Adventures in automation
Automation is especially important for a solo business since it's just you. Here's some automation I set up for my new data subscription product.
Crawl jobs
- My crawl is a basic axios request with occasional assistance from cloudscraper. There are some evasive maneuvers like user agent randomization and jitter. I grab some values from a JSON object that's available on the target webpage.
- I've been running these crawls locally on a VPN. I needed a virtual private server (VPS) that would be able to run them daily without running into 403 errors. I picked Digital Ocean (well my cofounder ChatGPT did), because it met that criterion and it's cheap at around $8/mo.
- I set up cron jobs to run the crawl functions at various odd hours over the course of the day.
- That's it, pretty straightforward.
Autoblog (this is cooler)
- My dataset is updated every day, and there are some meaningful changes within a week period. I want to identify these changes and write them up in a digest for me and my customers. I wanted to see if I could use an LLM (Large Language Model) to do this automatically.
- I set up a "signal generation" function that looks at the data over the past week and returns a list of significant changes along certain dimensions.
- Then I pass this list of significant changes by dimension to an LLM. Specifically, I'm using OpenAI's GPT-4.1 because it has a large context window (1M tokens), affordable price ($8/1M output tokens), and good reputation for writing ability.
- I include a pretty extensive prompt that tells the model the output I'm looking for. It's one table-setting sentence, about a dozen bullet points about how to write, and then a structured list of signals.
- The response comes back in markdown format, and then it's saved to Supabase in a blog_posts table along with a title and published timestamp. There's a new "Blog" page in the application that lists these posts in reverse chronological order.
- I also have the blog post emailed directly to customers once it's generated, via Resend. This is a bit risky, but having generated many test blog posts and the fact that the prompt is highly specific, I don't think there's a huge amount of risk. The worst thing that could happen is that there's an error which gets emailed out, but I actually have a check request to an LLM before the email goes out that signs off on the email that it's suitable to send to customers. Otherwise, I get an email notifying me that there was a rejected send and what the body was.
- Once I verified that this was all working correctly, I set up another cronjob in Digital Ocean that runs this function weekly on Friday mornings.

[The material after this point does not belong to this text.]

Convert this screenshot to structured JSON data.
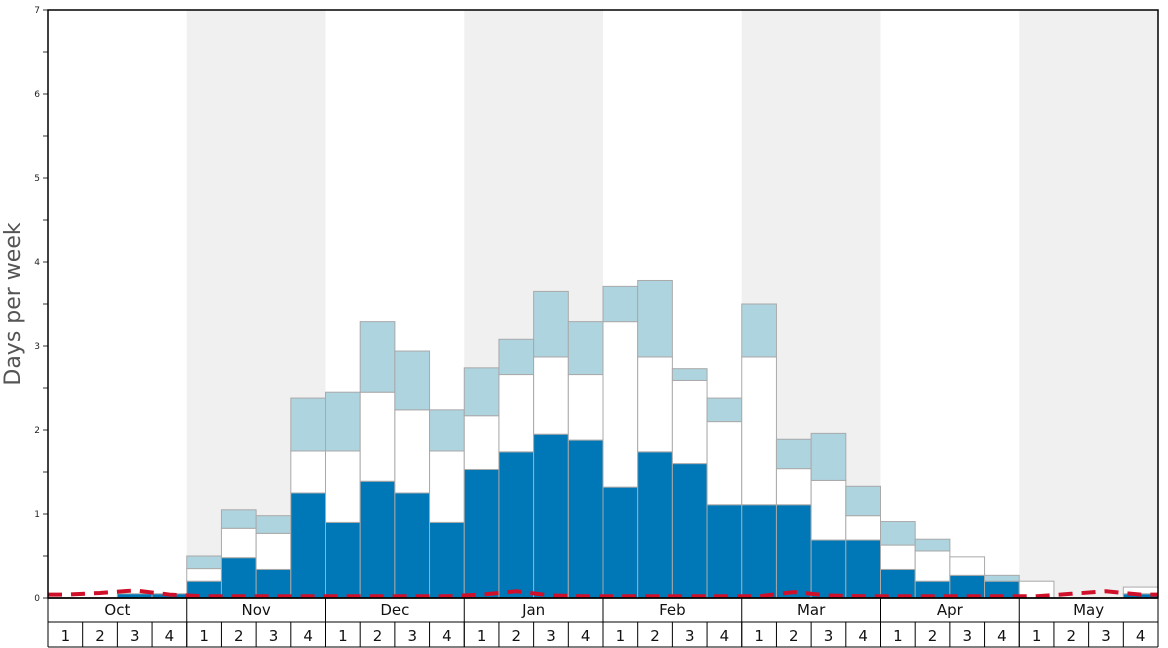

I suspect that the autoblog idea might have a broader market. I'm going to be testing the waters to see if this could be a product in itself. I registered the domain autoblog.dev.
My pipe dream is that I can automate marketing. Once the product is public, it would be amazing if the product autonomously attracted new leads and optimized their conversion. Something like this:
- I describe the profile of existing customers who have found value in my product and what their use case(s) are.
- This product goes out every day and finds a batch of those people, and sends them sample content based on the autoblog posts. This would be better than some of the existing automated sales development representatives (SDRs) because it would actually be interesting / original content rather than a generic marketing pitch for a product. Maybe this product would sit on top of Clay, though I don't think they have an API yet.
- Then, those people are directed to the landing page where they can directly convert to a paying customer. Or they can reply to the email and get a hold of me, or book a meeting directly with me.
This post was not generated by an LLM, by the way. I wrote it the old fashioned way.